Place Restrictions on Eximbank Operations
Beneficiary companies should be good corporate citizens. They should adopt and adhere to recognized codes of conduct such as the Principles for Global Corporate Responsibility established by a coalition of organizations in the United States, Canada, and Great Britain. These principles require companies to set standards for corporate governance and advertising and to protect the environment, workers, and children. Companies should not be allowed to export dual-use products to military organizations. A "three strikes and you're out" rule should apply to corporate beneficiaries of Eximbank operations who have committed crimes and misdeeds.
Recipient countries should enact and enforce labor, consumer and environmental protection laws, and Washington should ban Eximbank assistance to countries that fail to enact and enforce these laws. Potential economic gains should not supersede the preservation of human rights. China, with its dismal human rights record, is one of the major recipients of Eximbank assistance; paradoxically, the U.S. government's Overseas Private Investment Corporation (OPIC) excludes China from its financing and insurance programs.
Eximbank should provide an annual public accountingshowing the financial and nonfinancial benefits and costs to U.S. taxpayers of each Eximbank program outstanding during that fiscal year, organized by beneficiry company. The government should hold public hearings at least every two years to determine whether Eximbank should continue to exist as a federal agency.
In recent years, the U.S. government has shifted its foreign aid budget to programs that assist domestic and foreign entrepreneurs. This puts decisions and money into private hands that may be more interested in personal gains. Eximbank and other foreign business programs should not be funded from the foreign aid budget and should not substitute for foreign aid that directly attempts to improve the circumstances of needy people.
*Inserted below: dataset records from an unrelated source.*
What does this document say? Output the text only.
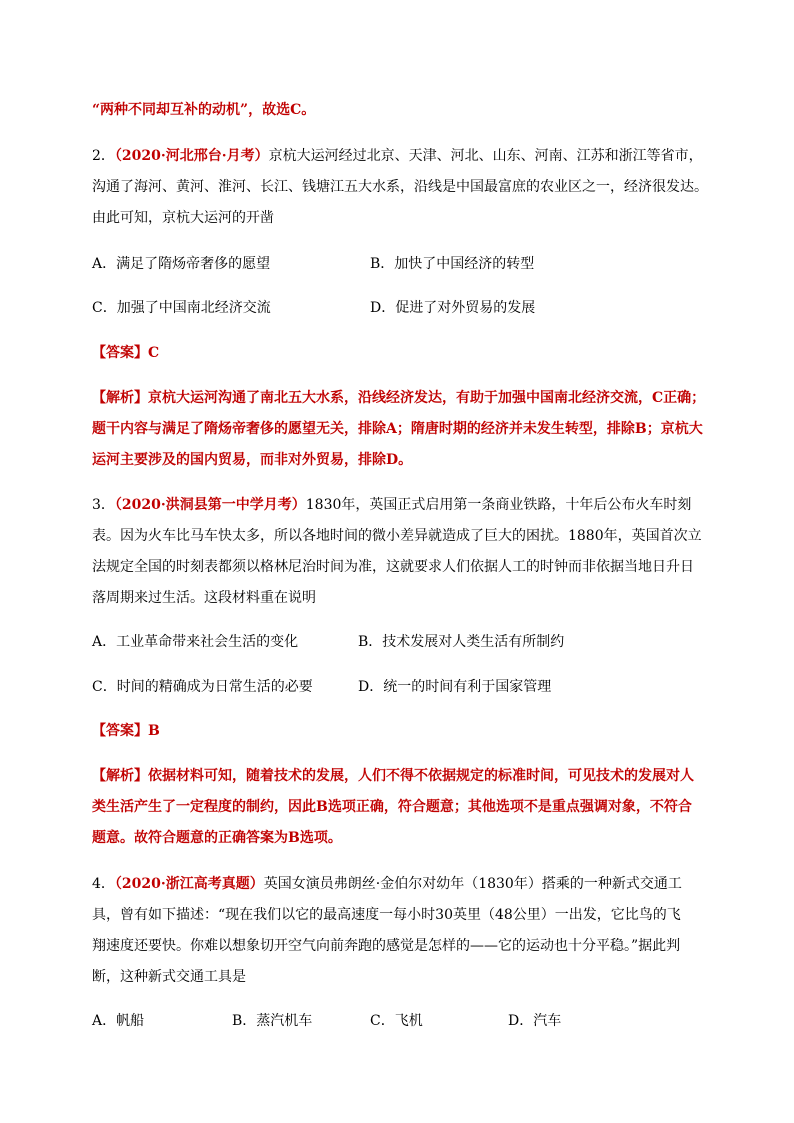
“两种不同却互补的动机”，故选C。
2．（2020·河北邢台·月考）京杭大运河经过北京、天津、河北、山东、河南、江苏和浙江等省市，
沟通了海河、黄河、淮河、长江、钱塘江五大水系，沿线是中国最富庶的农业区之一，经济很发达。
由此可知，京杭大运河的开凿
A．满足了隋炀帝奢侈的愿望	B．加快了中国经济的转型
C．加强了中国南北经济交流	D．促进了对外贸易的发展
【答案】C
【解析】京杭大运河沟通了南北五大水系，沿线经济发达，有助于加强中国南北经济交流，C正确；
题干内容与满足了隋炀帝奢侈的愿望无关，排除A；隋唐时期的经济并未发生转型，排除B；京杭大
运河主要涉及的国内贸易，而非对外贸易，排除D。
3．（2020·洪洞县第一中学月考）1830年，英国正式启用第一条商业铁路，十年后公布火车时刻
表。因为火车比马车快太多，所以各地时间的微小差异就造成了巨大的困扰。1880年，英国首次立
法规定全国的时刻表都须以格林尼治时间为准，这就要求人们依据人工的时钟而非依据当地日升日
落周期来过生活。这段材料重在说明
A．工业革命带来社会生活的变化	B．技术发展对人类生活有所制约
C．时间的精确成为日常生活的必要	D．统一的时间有利于国家管理
【答案】B
【解析】依据材料可知，随着技术的发展，人们不得不依据规定的标准时间，可见技术的发展对人
类生活产生了一定程度的制约，因此B选项正确，符合题意；其他选项不是重点强调对象，不符合
题意。故符合题意的正确答案为B选项。
4．（2020·浙江高考真题）英国女演员弗朗丝·金伯尔对幼年（1830年）搭乘的一种新式交通工
具，曾有如下描述：“现在我们以它的最高速度一每小时30英里（48公里）一出发，它比鸟的飞
翔速度还要快。你难以想象切开空气向前奔跑的感觉是怎样的——它的运动也十分平稳。”据此判
断，这种新式交通工具是
A．帆船	B．蒸汽机车	C．飞机	D．汽车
The U.S. should negotiate with other countries to multilaterally eliminate Eximbank-type subsidies and agencies. Rather than limiting sovereignty, these agreements would end forced subsidies established to retaliate against those of another country. Resulting savings could be targeted to more appropriate uses.
Janice Shields is coordinator of the Corporate Welfare and TaxWatch projects of the Institute for Business Research.